Mayoral Control After Bloomberg: Who Rules the Schools?
Speakers include Christopher D. Cerf, Deputy Chancellor for Organizational Strategy, Human Capital and External Relations, New York City Department of Education; Carmen Colon, Executive Director, Association of New York City Education Councils; Ernest A. Logan, President, New York City Council of School Supervisors and Administrators; Alan Maisel, Member, New York State Assembly (D-Brooklyn); and Merryl Tisch, Vice Chancellor, New York State Board of Regents. Samuel G. Freedman, columnist, On Education, New York Times, and professor, Columbia University Graduate School of Journalism, moderates the panel.
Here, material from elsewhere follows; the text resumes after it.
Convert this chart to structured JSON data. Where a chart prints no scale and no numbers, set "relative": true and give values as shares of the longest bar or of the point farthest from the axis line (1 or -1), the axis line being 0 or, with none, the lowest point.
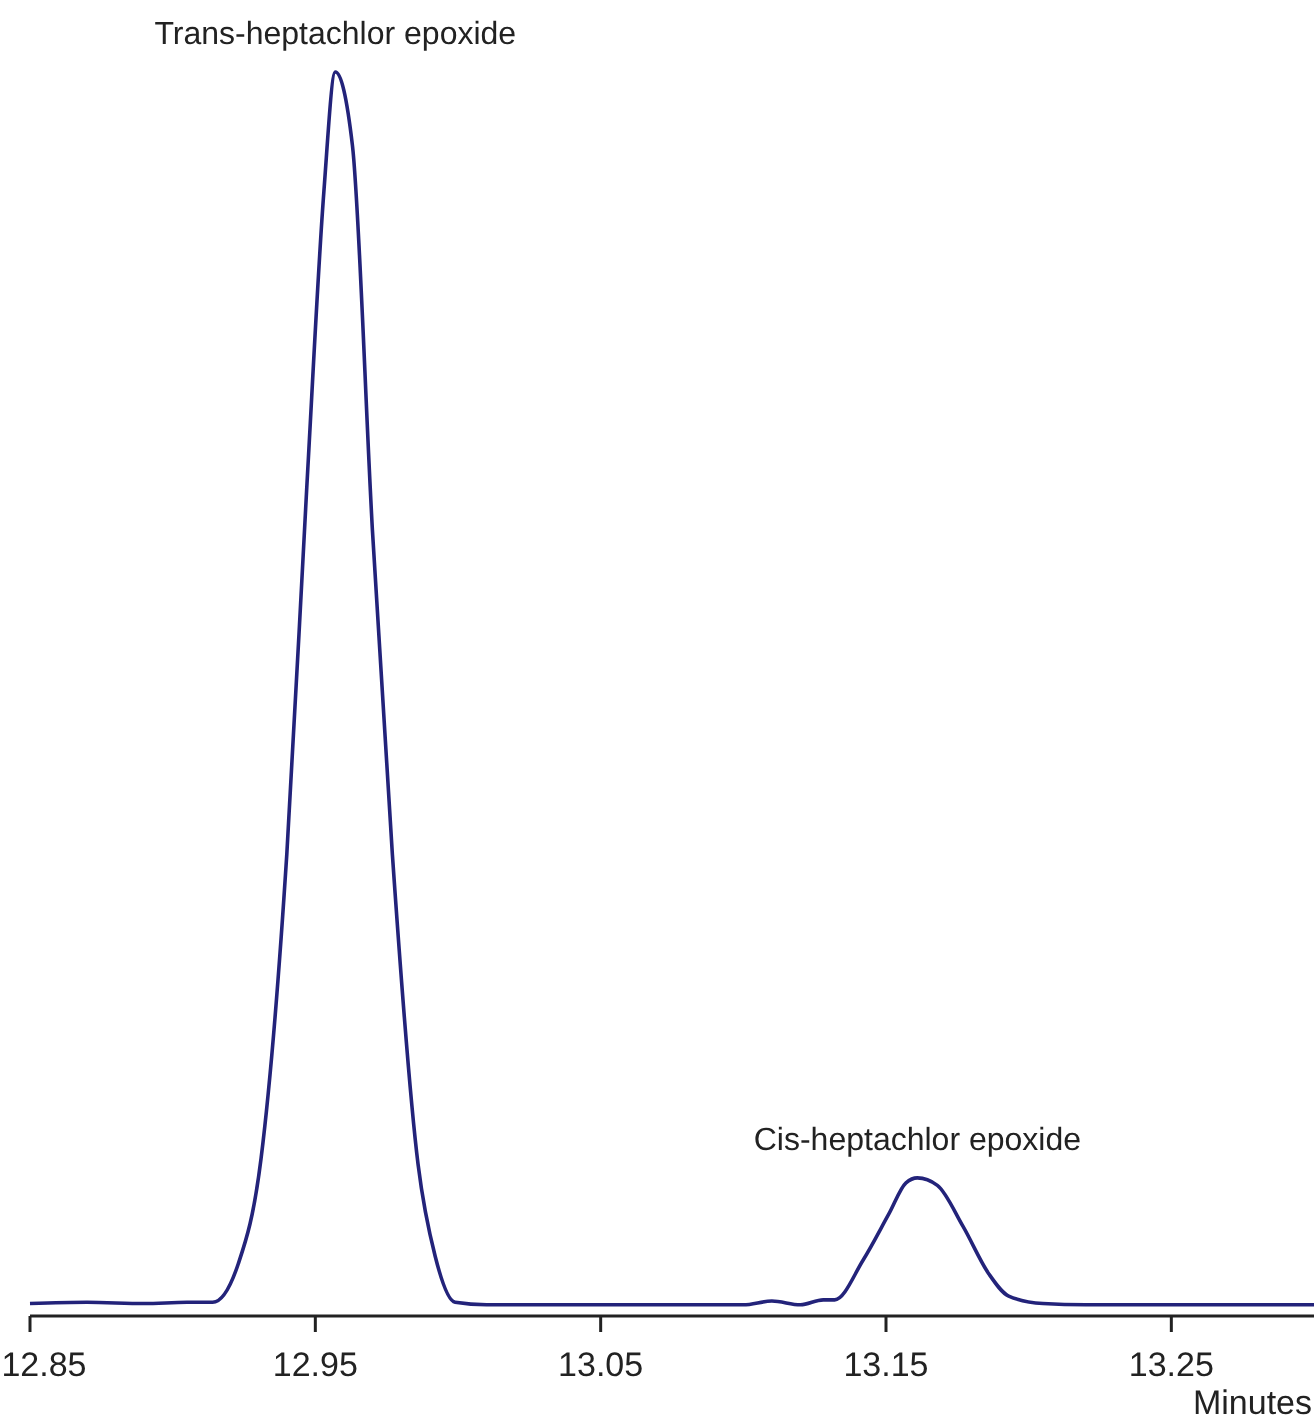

When Mayor Michael Bloomberg took office, one of his top priorities was to repair the city's ailing public schools. The state gave him control of the school system five years ago and must soon decide whether to extend that power to future administrations.
Are the schools more accountable today? Are students and teachers more successful? Are parents more fully engaged? Are principals more effective? What is the track record of mayoral control - and should it continue after 2009?- The New School
Christopher Cerf is currently Deputy Chancellor of the New York City Department of Education. Previously, he was a partner in the Public Private Strategy Group, which advises school districts pursuing comprehensive reform strategies. In that capacity, he served for a year as New York City Chancellor Joel Klein’s Chief Advisor on Transformation.
Carmen Colon is the Executive Director of the Association of New York City Education Councils.
Samuel G. Freedman
Samuel Freedman teaches journalism at Columbia University's Graduate School of Journalism. He is the author of six nonfiction books and runs a renowned book-writing seminar each spring.
Joel Klein is Chancellor of the New York City Department of Education, the largest public school system in the United States with over 1.1 million students in over 1,420 schools.
Prior to his appointment to Chancellor in 2002 by Mayor Michael Bloomberg, Klein served as Assistant Attorney General of the United States in charge of the Antitrust Division.
Klein may be best remembered for prosecuting the United States Department of Justice anti-trust case against Microsoft. Before heading up the Antitrust Division, Klein was the deputy to Anne Bingaman, (the wife of Sen. Jeff Bingaman of New Mexico) in that office, and worked in the White House Counsel's office. He was in private practice for many years, specializing in appellate cases.
Klein received his B.A. from Columbia and his J.D. from Harvard Law School. He served as a clerk to U.S. Supreme Court Justice Lewis Powell.
Ernest A. Logan
Ernest A. Logan was elected President of the New York City Council of School Supervisors and Administrators in November 2006 and began serving the union as President on February 1, 2007.
Alan Maisel represents District 59 in the New York State Assembly, which includes large portions of Southeast Brooklyn.
Prior to his election to the Assembly, Maisel served as a member of Community Board #18. Prior to that he served as an Administrative Assistant to Congressman Charles Schumer and Chief of Staff to Assemblyman Frank R. Seddio, who preceded him in office.
He also served as the Assistant Director of the New York State Legislative Task Force on Reapportionment from 1972-1982.
Merryl H. Tisch was appointed to the New York State Board of Regents on April 1, 1996 and reelected to five year terms on April 1, 2001 and April 1, 2006.
She was elected Vice Chancellor by her colleagues effective April 1, 2007.
Andrew White is Director of the Center for New York City Affairs at Milano The New School for Management and Urban Policy. He is a writer on New York City politics, government, neighborhoods and grassroots movements.
Carmen Colon, Executive Director of the Association of New York City Education Councils, criticizes the school system for being run by a chancellor with no experience in education and for discouraging input from parents on policy decisions.